Un anno dopo la morte di Singh ancora schiavi in nero nei campi

«No, non è cambiato assolutamente nulla: siamo ad un anno fa, come se la morte del povero Satnam non fosse “servita” a niente: gli stranieri restano sempre degli schiavi, da sfruttare nei campi dell’Agro Pontino»: con voce ferma, non usa mezzi termini Laura Hardeep Kaur, di origine indiana ma nata in Italia, segretaria della Flai Cgil di Latina-Frosinone che ha preso a cuore la vicenda non solo come sindacalista, ma anche dal punto di vista personale, instaurando un bel rapporto di amicizia con Soni, la moglie 24enne di Satnam Singh, 31 anni, il bracciante agricolo abbandonato davanti all’ospedale di Latina con un braccio amputato e altre lesioni causate da un macchinario agricolo, e morto dopo due giorni di atroci sofferenze, il 19 giugno 2024. «Siamo nella situazione di un anno fa e di sempre – riprende la sindacalista – con lavoratori che continuano a subire la stessa sorte di Satnam, anche se per fortuna meno grave, con decine di infortuni sul lavoro nei campi che neppure vengono denunciati. Dopo la morte di Satnam sarebbe servito uno scatto di reni da parte di tutti, nessuno escluso, e invece niente: i lavoratori continuano ad arrivare dall’India e da altri Paesi, ma restano dei clandestini, perché le aziende agricole non hanno alcun obbligo di assumerli». E così questo popolo di disperati continua a lavorare anche 14 ore al giorno, per 2 euro all’ora, sotto il sole rovente della pianura pontina, a raccogliere frutta e ortaggi, pur di racimolare qualche soldo e pagare i debiti contratti per arrivare in Italia, almeno 10-12mila euro.

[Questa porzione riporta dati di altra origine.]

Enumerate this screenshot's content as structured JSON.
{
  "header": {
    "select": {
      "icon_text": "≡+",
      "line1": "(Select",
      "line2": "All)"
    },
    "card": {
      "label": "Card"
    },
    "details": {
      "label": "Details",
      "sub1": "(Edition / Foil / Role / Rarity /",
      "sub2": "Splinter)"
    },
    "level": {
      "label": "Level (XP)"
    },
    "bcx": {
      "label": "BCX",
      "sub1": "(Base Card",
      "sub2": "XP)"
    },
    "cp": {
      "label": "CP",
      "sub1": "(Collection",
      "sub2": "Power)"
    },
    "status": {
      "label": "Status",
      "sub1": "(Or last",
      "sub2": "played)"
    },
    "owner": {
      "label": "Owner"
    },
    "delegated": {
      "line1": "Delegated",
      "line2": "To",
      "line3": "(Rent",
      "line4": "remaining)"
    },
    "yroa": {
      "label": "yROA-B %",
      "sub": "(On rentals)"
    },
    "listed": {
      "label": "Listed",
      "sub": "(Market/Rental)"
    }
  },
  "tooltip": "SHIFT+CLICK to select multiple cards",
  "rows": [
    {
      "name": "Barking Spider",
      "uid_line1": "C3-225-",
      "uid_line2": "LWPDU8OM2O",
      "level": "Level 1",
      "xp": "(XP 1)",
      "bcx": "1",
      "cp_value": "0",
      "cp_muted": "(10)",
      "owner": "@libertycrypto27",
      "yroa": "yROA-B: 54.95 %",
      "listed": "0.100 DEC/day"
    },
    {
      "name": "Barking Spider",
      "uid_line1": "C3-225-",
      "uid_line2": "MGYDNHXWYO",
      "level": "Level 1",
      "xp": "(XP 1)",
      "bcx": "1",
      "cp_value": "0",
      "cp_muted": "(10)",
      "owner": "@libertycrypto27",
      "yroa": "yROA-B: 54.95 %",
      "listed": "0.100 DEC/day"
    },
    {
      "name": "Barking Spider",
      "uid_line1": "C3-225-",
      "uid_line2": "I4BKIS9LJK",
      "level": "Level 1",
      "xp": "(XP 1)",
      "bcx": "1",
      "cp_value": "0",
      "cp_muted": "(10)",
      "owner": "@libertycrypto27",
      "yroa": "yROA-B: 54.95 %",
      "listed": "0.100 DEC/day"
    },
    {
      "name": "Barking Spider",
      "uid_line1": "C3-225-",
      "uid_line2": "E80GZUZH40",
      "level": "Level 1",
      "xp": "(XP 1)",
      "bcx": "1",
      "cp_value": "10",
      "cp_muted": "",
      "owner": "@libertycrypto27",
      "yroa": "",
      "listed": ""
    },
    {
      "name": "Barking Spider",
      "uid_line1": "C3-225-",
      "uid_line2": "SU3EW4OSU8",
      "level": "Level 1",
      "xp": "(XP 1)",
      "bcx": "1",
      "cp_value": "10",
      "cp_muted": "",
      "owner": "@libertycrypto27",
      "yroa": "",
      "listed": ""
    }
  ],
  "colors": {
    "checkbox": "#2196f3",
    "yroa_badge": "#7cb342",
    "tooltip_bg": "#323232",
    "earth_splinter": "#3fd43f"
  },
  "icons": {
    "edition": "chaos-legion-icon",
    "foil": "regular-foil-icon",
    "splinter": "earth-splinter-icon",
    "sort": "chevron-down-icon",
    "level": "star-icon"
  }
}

«Solo l’altro ieri – riprende la segretaria del sindacato dei lavoratori agroindustriali – in una piccola azienda vicino Sezze la polizia ha trovato 10 lavoratori stranieri in nero, in condizioni pietose. Le forze dell’ordine e l’Ispettorato del lavoro fanno quello che possono in materia di repressione e li ringraziamo, ma qui serve prevenzione, altrimenti non cambierà niente. Abbiamo una buona legge, la 199, che come sindacato abbiamo fortemente voluto dopo la morte 5 anni fa di Paola Clemente nei campi della Puglia, ma non viene applicata. Sfruttamento e caporalato non trovano argini».
In provincia di Latina, poi, il decreto flussi ha numeri «da totale fallimento: solo il 7% degli stranieri chiamati dalle aziende agricole ha un permesso di soggiorno – riferisce dati alla mano Laura Hardeep Kaur –. Abbiamo chiesto che diventi pubblico l’incrocio tra domanda e offerta, che si parta in via sperimentale almeno a Latina, ma niente, nessuno ci ascolta. E poi c’è il tema non secondario degli alloggi: il Pnrr per Latina ha messo a disposizione 2 milioni di euro, ma dell’utilizzo di questi soldi non si sa nulla». Per sollecitare ancora una volta chi di dovere, a Latina proprio nel primo anniversario della morte di Satnam Singh ci sarà un presidio con il segretario nazionale della Flai, Giovanni Mininni, e i leader degli altri sindacati. E ci sarà anche Soni, la giovane compagna di Satnam, che intanto continua a seguire tutte le fasi del processo a carico dei datori di lavoro che abbandonarono il marito davanti all’ospedale, orrendamente mutilato, e che sta provando a ricostruirsi una vita, con la vicinanza e l’affetto di Laura, tramite un percorso di reinserimento lavorativo, passato attraverso la regolarizzazione. Perché questo della clandestinità resta il problema dei problemi dei seimila stranieri (ma il numero è per difetto, qualcuno ritiene siano addirittura il doppio) impegnati nelle aziende agricole della provincia e rispetto al quale anche la Caritas si sta muovendo da tempo. «Al nostro sportello di Borgo Hermada, vicino Terracina, arrivano centinaia di stranieri clandestini – afferma Angelo Raponi, direttore Caritas –. Per far emergere l’irregolarità c’è la protezione internazionale, ma le lungaggini burocratiche sono infinite. Viene chiesta perfino l’attestazione del domicilio a questa povera gente che una casa qui neppure ce l’ha». Affiancare all’aspetto caritativo una maggiore presa di coscienza collettiva della piaga dello sfruttamento dei lavoratori è l’impegno della diocesi. Il vescovo Mariano Crociata più volte ha richiamato al rispetto della dignità di questi lavoratori, avviando un percorso di riflessione sul tema, con i sacerdoti e tutta la comunità ecclesiale ma anche con le componenti sociali ed economiche del territorio.